[Info-vax] Whither VMS?
glen herrmannsfeldt
gah at ugcs.caltech.edu
Thu Oct 1 13:14:37 EDT 2009
Bob Eager <rde42 at spamcop.net> wrote:
< On Thu, 01 Oct 2009 09:07:02 -0500, Bob Koehler wrote:
<> In article <7ij0ueF30a3ujU4 at mid.individual.net>, Bob Eager
<> <rde42 at spamcop.net> writes:
<> Which makes you wonder why the inventors of C settled on such a
<> design in a day when CPUs were so much slower. If I had a system
<> slower than a PDP-11/70, I'd have wanted it to spend it's time doing
<> better things.
< I never saw that that, in particular, caused any kind of performance
< problem. The libraries that used it were few - it's not often that you
< need to know the length of a string; more often you need to know when
< you've reached the end, and that is equally well served by a count or a
< terminator.
I have. I have seen strcat() called inside a loop for building
up a string while reading it in one line at a time.
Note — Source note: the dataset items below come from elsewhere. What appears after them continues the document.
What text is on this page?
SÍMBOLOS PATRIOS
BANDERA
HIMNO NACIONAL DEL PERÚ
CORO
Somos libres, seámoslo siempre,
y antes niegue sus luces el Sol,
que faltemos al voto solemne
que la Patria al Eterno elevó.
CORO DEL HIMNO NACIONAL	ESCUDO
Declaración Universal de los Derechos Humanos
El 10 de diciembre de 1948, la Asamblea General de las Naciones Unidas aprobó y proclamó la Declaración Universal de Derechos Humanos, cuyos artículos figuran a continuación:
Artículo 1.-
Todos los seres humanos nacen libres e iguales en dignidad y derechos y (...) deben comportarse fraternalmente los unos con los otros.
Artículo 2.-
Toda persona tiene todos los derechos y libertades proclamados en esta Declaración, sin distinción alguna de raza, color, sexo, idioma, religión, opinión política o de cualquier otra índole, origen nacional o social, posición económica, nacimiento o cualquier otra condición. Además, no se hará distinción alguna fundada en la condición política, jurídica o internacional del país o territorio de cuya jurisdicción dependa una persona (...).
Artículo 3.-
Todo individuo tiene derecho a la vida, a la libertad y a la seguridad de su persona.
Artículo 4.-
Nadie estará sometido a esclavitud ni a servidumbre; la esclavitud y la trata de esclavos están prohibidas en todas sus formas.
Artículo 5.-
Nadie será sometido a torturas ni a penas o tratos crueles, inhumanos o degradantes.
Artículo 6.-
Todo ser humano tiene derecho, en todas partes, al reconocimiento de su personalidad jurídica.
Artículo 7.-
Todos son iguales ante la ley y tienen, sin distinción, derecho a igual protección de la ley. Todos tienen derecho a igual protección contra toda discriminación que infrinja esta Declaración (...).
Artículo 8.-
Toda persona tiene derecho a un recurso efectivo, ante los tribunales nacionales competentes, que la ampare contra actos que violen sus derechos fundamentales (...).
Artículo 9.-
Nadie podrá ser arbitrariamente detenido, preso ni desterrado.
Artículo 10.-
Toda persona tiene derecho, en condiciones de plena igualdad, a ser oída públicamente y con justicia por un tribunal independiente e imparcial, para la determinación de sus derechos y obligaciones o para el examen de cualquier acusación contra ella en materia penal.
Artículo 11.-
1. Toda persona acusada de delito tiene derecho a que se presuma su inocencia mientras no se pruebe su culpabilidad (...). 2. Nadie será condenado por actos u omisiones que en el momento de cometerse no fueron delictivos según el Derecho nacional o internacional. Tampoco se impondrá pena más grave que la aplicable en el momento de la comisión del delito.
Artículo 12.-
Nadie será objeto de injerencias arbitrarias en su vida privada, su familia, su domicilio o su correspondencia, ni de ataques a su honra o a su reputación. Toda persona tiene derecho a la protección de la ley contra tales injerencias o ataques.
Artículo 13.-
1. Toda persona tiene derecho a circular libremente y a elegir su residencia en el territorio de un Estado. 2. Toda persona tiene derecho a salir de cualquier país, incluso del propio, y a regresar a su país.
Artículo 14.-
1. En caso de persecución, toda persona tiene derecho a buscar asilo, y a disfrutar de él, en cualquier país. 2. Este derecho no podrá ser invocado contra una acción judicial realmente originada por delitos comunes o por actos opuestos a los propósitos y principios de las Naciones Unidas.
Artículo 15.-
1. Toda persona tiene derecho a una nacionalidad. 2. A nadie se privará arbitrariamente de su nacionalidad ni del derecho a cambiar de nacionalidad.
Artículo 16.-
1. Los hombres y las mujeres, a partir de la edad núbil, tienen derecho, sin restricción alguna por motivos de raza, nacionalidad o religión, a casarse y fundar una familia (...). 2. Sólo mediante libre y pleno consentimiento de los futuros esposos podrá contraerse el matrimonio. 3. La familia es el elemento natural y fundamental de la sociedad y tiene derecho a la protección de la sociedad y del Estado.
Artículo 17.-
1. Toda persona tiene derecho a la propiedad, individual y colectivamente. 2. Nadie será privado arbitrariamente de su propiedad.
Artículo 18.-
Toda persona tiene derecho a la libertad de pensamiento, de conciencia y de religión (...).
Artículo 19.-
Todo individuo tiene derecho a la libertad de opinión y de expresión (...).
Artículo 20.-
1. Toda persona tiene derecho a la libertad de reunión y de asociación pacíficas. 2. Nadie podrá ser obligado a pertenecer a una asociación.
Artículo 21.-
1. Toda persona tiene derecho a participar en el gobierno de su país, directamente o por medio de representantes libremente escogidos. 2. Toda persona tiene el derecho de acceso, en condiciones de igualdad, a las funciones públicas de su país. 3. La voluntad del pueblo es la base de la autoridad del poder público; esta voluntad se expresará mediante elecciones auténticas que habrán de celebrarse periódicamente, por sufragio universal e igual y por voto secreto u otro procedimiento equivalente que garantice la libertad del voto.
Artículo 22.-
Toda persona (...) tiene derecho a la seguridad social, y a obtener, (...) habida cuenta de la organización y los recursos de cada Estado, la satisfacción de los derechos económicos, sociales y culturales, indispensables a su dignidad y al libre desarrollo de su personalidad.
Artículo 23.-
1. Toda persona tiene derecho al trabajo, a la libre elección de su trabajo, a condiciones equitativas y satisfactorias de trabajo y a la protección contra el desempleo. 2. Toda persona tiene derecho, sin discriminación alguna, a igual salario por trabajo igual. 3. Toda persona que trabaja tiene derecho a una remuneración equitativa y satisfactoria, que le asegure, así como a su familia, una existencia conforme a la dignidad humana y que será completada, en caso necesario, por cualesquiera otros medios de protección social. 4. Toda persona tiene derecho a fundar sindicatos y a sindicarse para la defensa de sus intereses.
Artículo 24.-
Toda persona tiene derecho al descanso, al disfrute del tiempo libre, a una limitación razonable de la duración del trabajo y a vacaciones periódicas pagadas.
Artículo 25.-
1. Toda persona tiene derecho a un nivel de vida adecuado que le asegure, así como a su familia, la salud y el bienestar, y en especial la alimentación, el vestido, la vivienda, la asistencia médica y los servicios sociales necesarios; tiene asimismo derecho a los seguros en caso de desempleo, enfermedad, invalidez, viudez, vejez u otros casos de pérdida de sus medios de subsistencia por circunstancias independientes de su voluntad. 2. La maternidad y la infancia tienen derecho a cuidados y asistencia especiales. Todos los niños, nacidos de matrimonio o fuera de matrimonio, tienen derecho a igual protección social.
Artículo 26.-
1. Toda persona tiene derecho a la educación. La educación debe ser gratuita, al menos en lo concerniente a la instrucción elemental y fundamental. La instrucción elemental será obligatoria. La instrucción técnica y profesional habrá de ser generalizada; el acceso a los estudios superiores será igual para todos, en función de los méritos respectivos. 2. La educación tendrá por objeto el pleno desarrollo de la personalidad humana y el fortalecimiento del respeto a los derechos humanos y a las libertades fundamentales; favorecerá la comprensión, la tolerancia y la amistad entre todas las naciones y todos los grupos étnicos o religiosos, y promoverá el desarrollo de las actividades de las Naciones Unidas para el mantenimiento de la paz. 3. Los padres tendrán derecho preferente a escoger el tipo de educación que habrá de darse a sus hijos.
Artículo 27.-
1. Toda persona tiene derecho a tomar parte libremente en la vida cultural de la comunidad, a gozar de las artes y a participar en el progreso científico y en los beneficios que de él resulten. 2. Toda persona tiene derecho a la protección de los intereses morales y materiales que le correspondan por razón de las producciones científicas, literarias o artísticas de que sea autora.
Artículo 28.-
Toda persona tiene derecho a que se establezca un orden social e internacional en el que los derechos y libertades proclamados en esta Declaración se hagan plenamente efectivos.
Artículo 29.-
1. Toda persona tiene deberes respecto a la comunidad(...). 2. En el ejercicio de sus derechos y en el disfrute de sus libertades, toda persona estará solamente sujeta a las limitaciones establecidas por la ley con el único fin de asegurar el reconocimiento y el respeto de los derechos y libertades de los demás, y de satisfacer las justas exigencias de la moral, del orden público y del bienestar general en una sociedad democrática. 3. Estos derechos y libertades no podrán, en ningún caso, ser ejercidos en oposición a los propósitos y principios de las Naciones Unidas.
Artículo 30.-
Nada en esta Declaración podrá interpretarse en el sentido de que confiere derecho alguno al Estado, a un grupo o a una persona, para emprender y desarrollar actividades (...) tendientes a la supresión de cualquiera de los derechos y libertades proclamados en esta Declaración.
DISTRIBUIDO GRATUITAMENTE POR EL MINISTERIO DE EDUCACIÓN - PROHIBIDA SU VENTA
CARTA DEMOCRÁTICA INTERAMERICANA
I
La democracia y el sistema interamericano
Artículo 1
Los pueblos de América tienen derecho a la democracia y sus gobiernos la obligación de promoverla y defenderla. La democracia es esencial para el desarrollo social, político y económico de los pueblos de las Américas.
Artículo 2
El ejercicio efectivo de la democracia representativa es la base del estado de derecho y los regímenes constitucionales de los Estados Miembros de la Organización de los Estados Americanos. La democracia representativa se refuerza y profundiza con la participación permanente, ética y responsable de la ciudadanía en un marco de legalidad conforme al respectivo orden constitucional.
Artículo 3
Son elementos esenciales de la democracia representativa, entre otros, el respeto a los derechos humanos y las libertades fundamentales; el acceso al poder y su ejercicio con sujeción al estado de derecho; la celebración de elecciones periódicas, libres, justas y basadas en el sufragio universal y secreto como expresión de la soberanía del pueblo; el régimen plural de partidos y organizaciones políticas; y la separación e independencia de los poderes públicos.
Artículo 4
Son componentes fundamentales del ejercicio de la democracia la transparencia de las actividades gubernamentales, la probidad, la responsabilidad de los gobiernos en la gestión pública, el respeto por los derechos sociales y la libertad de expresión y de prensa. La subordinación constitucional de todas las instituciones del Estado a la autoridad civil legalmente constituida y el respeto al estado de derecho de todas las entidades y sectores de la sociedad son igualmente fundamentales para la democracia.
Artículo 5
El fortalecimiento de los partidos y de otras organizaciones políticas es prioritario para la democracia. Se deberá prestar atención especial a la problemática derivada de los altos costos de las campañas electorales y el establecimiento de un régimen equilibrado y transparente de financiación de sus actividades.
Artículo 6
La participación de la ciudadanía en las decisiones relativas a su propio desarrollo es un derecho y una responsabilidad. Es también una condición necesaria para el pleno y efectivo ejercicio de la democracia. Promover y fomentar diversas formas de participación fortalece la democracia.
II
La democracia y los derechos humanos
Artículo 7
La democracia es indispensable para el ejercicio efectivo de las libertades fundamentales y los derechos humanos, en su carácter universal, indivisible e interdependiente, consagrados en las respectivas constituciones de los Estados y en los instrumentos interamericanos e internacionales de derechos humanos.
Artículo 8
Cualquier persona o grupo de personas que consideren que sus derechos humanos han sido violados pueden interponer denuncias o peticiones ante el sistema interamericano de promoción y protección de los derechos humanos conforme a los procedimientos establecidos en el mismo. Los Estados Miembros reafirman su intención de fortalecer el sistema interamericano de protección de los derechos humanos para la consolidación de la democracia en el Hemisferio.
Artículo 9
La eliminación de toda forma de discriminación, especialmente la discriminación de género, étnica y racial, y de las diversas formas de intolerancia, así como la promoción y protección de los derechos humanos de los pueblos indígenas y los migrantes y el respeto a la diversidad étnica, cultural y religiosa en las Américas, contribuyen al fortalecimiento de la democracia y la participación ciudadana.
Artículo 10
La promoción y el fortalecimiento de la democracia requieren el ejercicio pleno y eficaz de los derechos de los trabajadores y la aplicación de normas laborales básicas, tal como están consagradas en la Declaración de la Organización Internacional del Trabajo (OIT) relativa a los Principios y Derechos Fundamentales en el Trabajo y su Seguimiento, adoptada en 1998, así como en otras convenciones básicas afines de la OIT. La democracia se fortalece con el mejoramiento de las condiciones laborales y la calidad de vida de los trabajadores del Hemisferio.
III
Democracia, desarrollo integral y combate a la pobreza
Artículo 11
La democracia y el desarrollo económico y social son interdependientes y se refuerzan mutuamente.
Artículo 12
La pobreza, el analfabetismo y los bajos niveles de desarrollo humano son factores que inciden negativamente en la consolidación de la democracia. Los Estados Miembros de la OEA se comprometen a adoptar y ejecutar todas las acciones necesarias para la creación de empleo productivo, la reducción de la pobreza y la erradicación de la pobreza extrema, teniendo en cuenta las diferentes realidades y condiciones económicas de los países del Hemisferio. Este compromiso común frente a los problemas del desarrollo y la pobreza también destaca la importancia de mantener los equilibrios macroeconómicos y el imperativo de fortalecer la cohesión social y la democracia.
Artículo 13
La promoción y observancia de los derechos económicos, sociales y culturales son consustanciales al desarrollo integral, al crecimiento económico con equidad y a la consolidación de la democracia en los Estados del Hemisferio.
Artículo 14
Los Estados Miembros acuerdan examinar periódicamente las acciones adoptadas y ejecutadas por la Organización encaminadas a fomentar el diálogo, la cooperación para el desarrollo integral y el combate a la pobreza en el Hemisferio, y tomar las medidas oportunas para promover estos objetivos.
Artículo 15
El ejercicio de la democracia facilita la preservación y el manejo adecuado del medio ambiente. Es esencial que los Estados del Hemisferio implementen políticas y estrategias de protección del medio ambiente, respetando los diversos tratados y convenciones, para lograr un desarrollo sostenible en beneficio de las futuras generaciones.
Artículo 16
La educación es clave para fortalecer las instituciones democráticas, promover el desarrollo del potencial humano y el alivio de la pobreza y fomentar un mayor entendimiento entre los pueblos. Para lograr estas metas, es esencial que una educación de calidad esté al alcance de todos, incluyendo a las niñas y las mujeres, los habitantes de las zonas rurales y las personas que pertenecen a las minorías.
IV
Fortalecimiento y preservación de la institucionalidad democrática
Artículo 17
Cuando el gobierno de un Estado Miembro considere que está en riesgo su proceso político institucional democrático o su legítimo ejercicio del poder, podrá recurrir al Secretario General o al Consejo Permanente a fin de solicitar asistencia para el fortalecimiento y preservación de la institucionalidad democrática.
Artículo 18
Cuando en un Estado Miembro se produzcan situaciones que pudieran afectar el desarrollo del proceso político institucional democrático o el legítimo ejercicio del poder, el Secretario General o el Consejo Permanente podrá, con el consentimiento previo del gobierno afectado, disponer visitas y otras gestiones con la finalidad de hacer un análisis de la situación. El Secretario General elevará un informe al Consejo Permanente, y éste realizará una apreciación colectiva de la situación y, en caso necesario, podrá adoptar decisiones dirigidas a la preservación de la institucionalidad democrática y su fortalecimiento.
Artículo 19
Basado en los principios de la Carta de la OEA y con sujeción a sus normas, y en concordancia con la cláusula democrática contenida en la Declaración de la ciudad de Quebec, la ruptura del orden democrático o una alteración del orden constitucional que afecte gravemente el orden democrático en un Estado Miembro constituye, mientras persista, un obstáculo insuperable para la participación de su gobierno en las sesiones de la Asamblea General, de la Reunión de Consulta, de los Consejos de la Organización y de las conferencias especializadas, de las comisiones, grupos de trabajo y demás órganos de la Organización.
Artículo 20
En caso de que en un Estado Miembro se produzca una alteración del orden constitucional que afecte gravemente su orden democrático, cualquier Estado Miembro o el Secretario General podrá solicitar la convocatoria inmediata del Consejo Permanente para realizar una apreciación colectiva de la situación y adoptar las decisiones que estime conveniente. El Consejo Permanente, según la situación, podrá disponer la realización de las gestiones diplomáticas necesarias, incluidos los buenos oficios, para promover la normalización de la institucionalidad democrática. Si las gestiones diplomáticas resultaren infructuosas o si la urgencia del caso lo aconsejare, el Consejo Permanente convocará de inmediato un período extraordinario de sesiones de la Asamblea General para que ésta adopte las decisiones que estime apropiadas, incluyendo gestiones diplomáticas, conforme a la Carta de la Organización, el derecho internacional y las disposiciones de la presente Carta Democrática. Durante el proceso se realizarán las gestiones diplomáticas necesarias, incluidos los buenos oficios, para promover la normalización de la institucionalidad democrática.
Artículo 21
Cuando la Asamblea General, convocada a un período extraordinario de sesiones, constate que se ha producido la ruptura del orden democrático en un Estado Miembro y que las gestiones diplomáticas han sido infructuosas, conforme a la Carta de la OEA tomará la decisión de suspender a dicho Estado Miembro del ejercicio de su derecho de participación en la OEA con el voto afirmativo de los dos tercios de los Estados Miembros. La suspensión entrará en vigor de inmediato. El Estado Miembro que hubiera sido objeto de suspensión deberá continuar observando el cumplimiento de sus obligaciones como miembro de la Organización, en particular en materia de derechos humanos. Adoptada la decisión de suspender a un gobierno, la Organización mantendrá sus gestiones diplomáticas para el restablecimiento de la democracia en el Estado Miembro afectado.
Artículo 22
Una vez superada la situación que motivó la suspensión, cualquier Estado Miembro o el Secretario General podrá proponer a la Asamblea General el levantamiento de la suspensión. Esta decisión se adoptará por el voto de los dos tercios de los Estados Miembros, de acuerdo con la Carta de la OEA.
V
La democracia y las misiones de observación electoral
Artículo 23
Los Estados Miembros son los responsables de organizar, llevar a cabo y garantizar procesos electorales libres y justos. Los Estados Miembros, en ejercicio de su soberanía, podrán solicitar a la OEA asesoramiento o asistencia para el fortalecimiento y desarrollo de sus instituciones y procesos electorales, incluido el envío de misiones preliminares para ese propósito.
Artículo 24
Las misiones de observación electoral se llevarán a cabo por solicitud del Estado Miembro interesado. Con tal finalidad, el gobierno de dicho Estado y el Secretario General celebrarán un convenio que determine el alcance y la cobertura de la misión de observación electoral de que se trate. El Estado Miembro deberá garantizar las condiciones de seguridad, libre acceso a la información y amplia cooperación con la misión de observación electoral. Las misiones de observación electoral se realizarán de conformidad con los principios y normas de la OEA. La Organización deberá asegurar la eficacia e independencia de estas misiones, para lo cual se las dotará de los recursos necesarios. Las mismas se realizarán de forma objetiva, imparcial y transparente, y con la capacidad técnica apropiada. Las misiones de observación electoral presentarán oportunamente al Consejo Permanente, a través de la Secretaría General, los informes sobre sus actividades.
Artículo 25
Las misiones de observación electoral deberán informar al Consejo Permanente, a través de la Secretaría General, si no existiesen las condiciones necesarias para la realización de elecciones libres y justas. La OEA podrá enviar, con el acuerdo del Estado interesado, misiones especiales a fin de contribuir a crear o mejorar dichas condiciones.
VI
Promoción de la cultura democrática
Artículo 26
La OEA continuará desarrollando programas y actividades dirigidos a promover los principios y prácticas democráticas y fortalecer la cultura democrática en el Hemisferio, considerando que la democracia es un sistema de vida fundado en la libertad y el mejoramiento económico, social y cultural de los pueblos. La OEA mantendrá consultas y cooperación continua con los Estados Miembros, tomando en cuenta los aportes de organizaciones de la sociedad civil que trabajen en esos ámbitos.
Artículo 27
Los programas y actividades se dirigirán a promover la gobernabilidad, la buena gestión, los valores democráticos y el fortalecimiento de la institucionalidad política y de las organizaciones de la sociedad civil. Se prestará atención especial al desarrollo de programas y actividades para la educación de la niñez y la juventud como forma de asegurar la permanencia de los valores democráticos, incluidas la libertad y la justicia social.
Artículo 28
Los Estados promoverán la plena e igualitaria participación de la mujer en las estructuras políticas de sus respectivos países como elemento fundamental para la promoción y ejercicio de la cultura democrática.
The resulting
algorithm is O(n**2). (O(pow(n,2)) for C programmers.) It was
fast enough in testing, but in production the strings were millions
of characters long and most of the time was spent in that loop.
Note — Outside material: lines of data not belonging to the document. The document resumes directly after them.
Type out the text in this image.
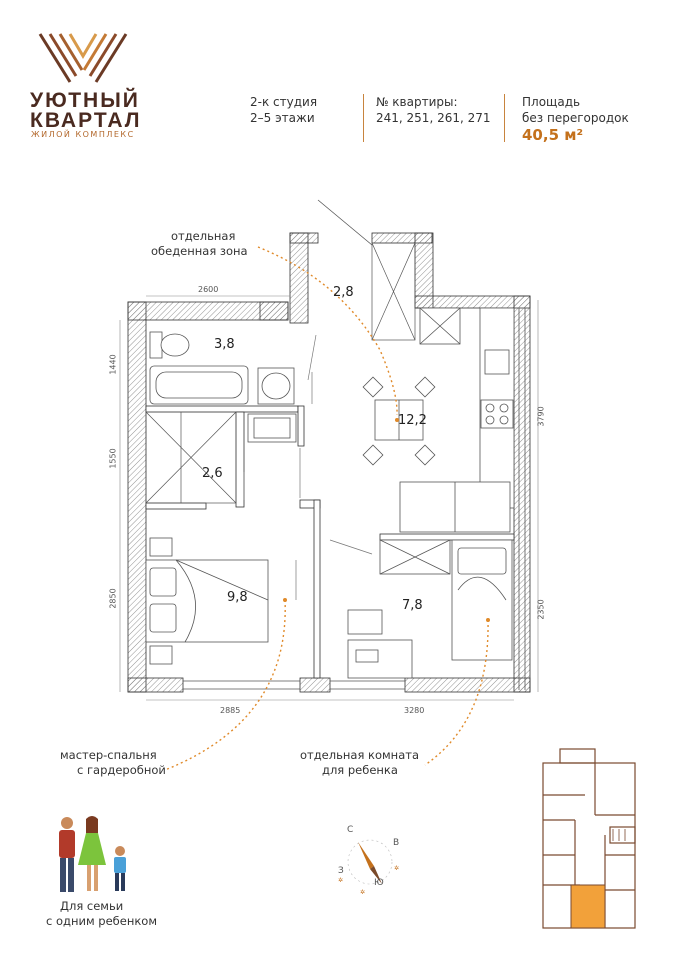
УЮТНЫЙ
КВАРТАЛ
ЖИЛОЙ КОМПЛЕКС
2-к студия
2–5 этажи
№ квартиры:
241, 251, 261, 271
Площадь
без перегородок
40,5 м²
2,8
3,8
12,2
2,6
9,8
7,8
2600
1440
1550
2850
3790
2350
2885	3280
отдельная
обеденная зона
мастер-спальня
с гардеробной
отдельная комната
для ребенка
Для семьи
с одним ребенком
✲
✲
✲
С
В
З
Ю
< However, they didn't want a real limit on the lengths of strings. If
< they'd used a length prefix (as the predecessor to C did) they'd have had
< to make it two bytes, minimum. That would have used an extra byte per
< string, a waste of an even more valuable resource.
One result of null termination is the easy buffer overflow of
many programs today that don't properly check lengths. Length
at the beginning doesn't work so well if you want pointers to
other than the beginning of a string. The other way is with
a structure containing a length and pointer, pretty much what
Java does with String.
< CPU time is 'extensible'; you can wait a little longer. Memory is not;
< lack of it is a showstopper (overlays aside).
Assuming that the program finishes before you need the result.